VMware’s acquisition of Nicira posted a big risk on Cisco’s future control of networking market. The risk was in fact there from day one of VMware ESX with virtual switches and then distributed virtual switches, which reduces the need for customers to buy physical geeks from Cisco because virtual machines use “free” virtual ports. For the inter-physical server communication, customers still need Cisco and other vendors even though the volume is not as high as otherwise. That is why Cisco quickly came up with its own distributed virtual switch Nexus 1000v to stay relevant in the virtualization market.
The Nicira acquisition, however, further amplified the risk to next level, which can potentially hurt Cisco’s core businesses. No wonder the financial market reacted with 5% off on Cisco’s stock following the news.
As you may have known, the OpenFlow technology abstracts the intelligence out of traditional switches and routers to centralized controllers. Without the intelligence, the traditional networking hardware is basically commodity which every vendor can do and probably do better than Cisco. This not only hurts Cisco’s revenue stream, but also opens up the doors for other vendors like Huawei to grab away its existing accounts. In other words, it may threaten its survival in the future of Cisco as a company.
So the stakes are too high for Cisco. Now, what can Cisco do strategically?
First thing most people would think is to support VMware’s competitors like Microsoft on the hypervisor. This is indeed a common practice in the industry. For example, when Cisco got into server market years ago with its Unified Compute System (UCS), its longtime allies like IBM went away to partner with Juniper and even considered buying a company as HP bought 3Com, and Dell bought Force10.

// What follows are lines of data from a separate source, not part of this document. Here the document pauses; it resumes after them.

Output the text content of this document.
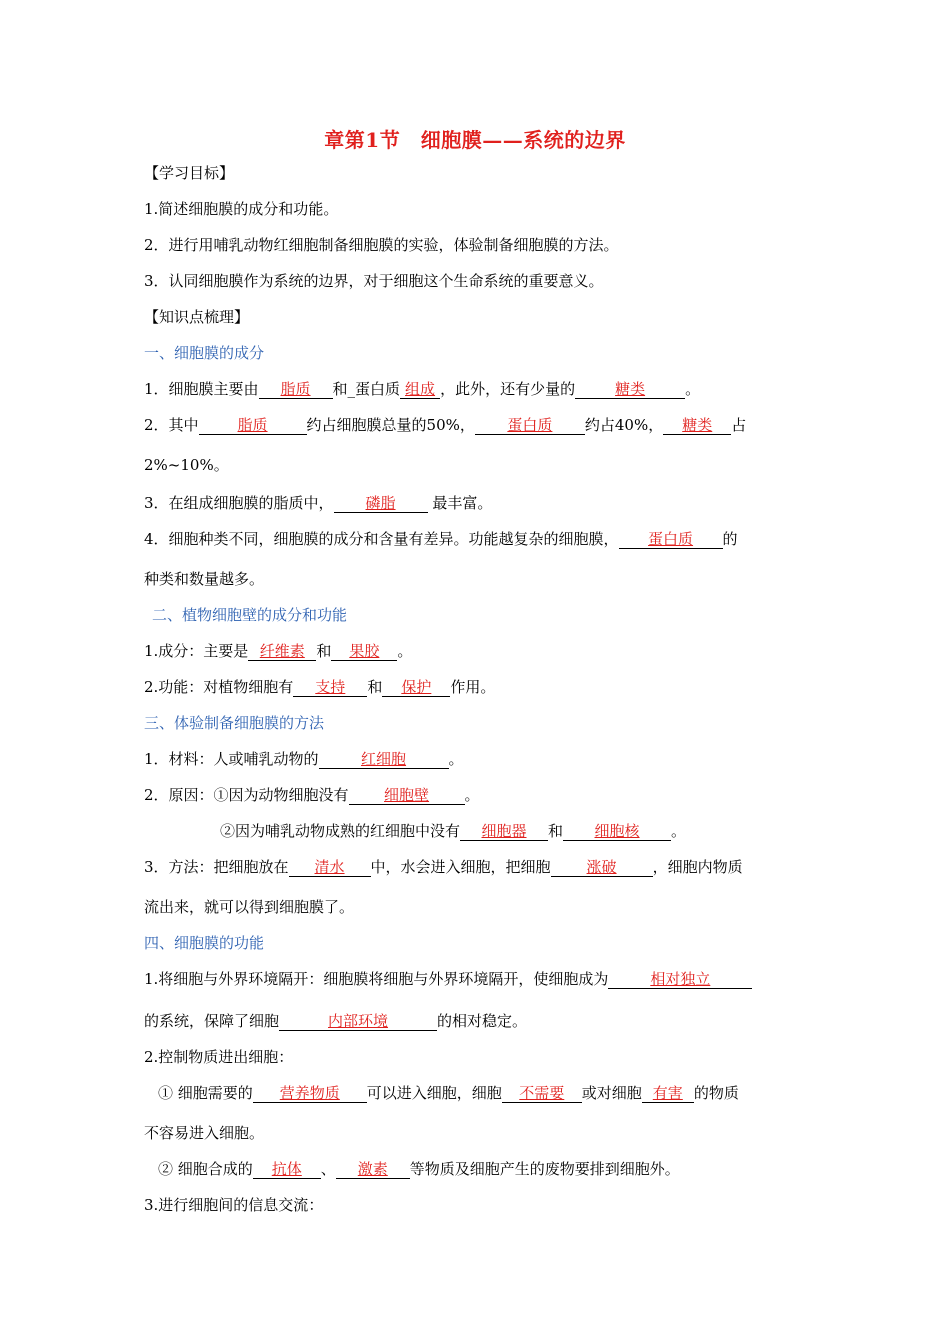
章第1节　细胞膜——系统的边界
【学习目标】
1.简述细胞膜的成分和功能。
2．进行用哺乳动物红细胞制备细胞膜的实验，体验制备细胞膜的方法。
3．认同细胞膜作为系统的边界，对于细胞这个生命系统的重要意义。
【知识点梳理】
一、细胞膜的成分
1．细胞膜主要由 脂质 和_蛋白质 组成 ，此外，还有少量的	糖类	。
2．其中	脂质	约占细胞膜总量的50%， 蛋白质 约占40%， 糖类 占
2%~10%。
3．在组成细胞膜的脂质中， 磷脂 最丰富。
4．细胞种类不同，细胞膜的成分和含量有差异。功能越复杂的细胞膜， 蛋白质 的
种类和数量越多。
二、植物细胞壁的成分和功能
1.成分：主要是 纤维素 和 果胶 。
2.功能：对植物细胞有 支持 和 保护 作用。
三、体验制备细胞膜的方法
1．材料：人或哺乳动物的	红细胞	。
2．原因：①因为动物细胞没有 细胞壁 。
②因为哺乳动物成熟的红细胞中没有 细胞器 和 细胞核 。
3．方法：把细胞放在 清水 中，水会进入细胞，把细胞 涨破 ，细胞内物质
流出来，就可以得到细胞膜了。
四、细胞膜的功能
1.将细胞与外界环境隔开：细胞膜将细胞与外界环境隔开，使细胞成为	相对独立
的系统，保障了细胞	内部环境	的相对稳定。
2.控制物质进出细胞：
① 细胞需要的 营养物质 可以进入细胞，细胞 不需要 或对细胞 有害 的物质
不容易进入细胞。
② 细胞合成的 抗体 、 激素 等物质及细胞产生的废物要排到细胞外。
3.进行细胞间的信息交流：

This is not game to play, however, because Cisco has already partnered with Microsoft on Hyper-V from very beginning of UCS and it has supported other open source cloud platform like OpenStack as well. Still, Cisco is probably a little bit closer to VMware than with other players in the hypervisor and cloud game. There are more common interests than difference for the current Cisco and VMware relationship in general.
If you remember my article The Physical is New Virtual, Cisco’s UCS has some virtualization capabilities built in. Cisco can definitely further develop and leverage the capabilities to next level. Given Cisco’s current market share, it may take time to see a big impact though.
Secondly, play the OpenFlow game. As we’ve seen, Cisco was a little bit reluctant to play the game initially due to the reason I just discussed above. But I saw the change in a recent interview with John Chambers. For any emerging technology, denial is mostly not a good answer. Getting involved and influencing the direction to Cisco’s strength is normally a better strategy.
To play the game effectively, Cisco can develop its own product, or buy a company like Big Switch, another eminent player in the OpenFlow market. Either way works. But remember that the technical challenges of the OpenFlow is really with the controller, which requires expertise in distributed computing rather than the networking that Cisco is good at. Therefore an acquisition, or the spin-in model, may be the easier and quicker solution.
Thirdly, commoditize OpenFlow and continue the networking game on top of it. If we look at the history of hypervisor, it was exciting at the beginning and then quickly commoditized. The focus has since shifted to the management and solutions. If Cisco can aggressively push the commoditization of OpenFlow, the game will quickly come back to its strength given its unparalleled expertise in networking. While this process is not fully controllable, but it can definitely be heavily influenced by the networking king.
To make this strategy more effective, Cisco should push for diversification of the OpenFlow implementations. In the end, it’s a war of platform – if you cannot control it, make sure nobody can.
It’s All About Execution
Like any other technology, the adoption will take years if OpenFlow will eventually become main stream. So Cisco and other traditional vendors still have some time to adapt and even lead. They may also have extra grace period depending on the execution of the new team at VMware.
In most acquisition cases, the startup employees lose motivation right after being acquired. VMware knew that and allocated about $200M as award for future execution. The detailed requirements of the award are not clear, but on average that is about $2M for each Nicira employee. What would other VMware employees think about this? I am sure you know the answer. But VMware cannot do the same for other existing employees, probably even not for key talents. That is really double edged sword that VMware management has to carefully manage.
By the way, although OpenFlow has its great potential, I think its potential is mostly limited to within an enterprise or a few data centers. It won’t be the technology for the global network. I will explain why later on.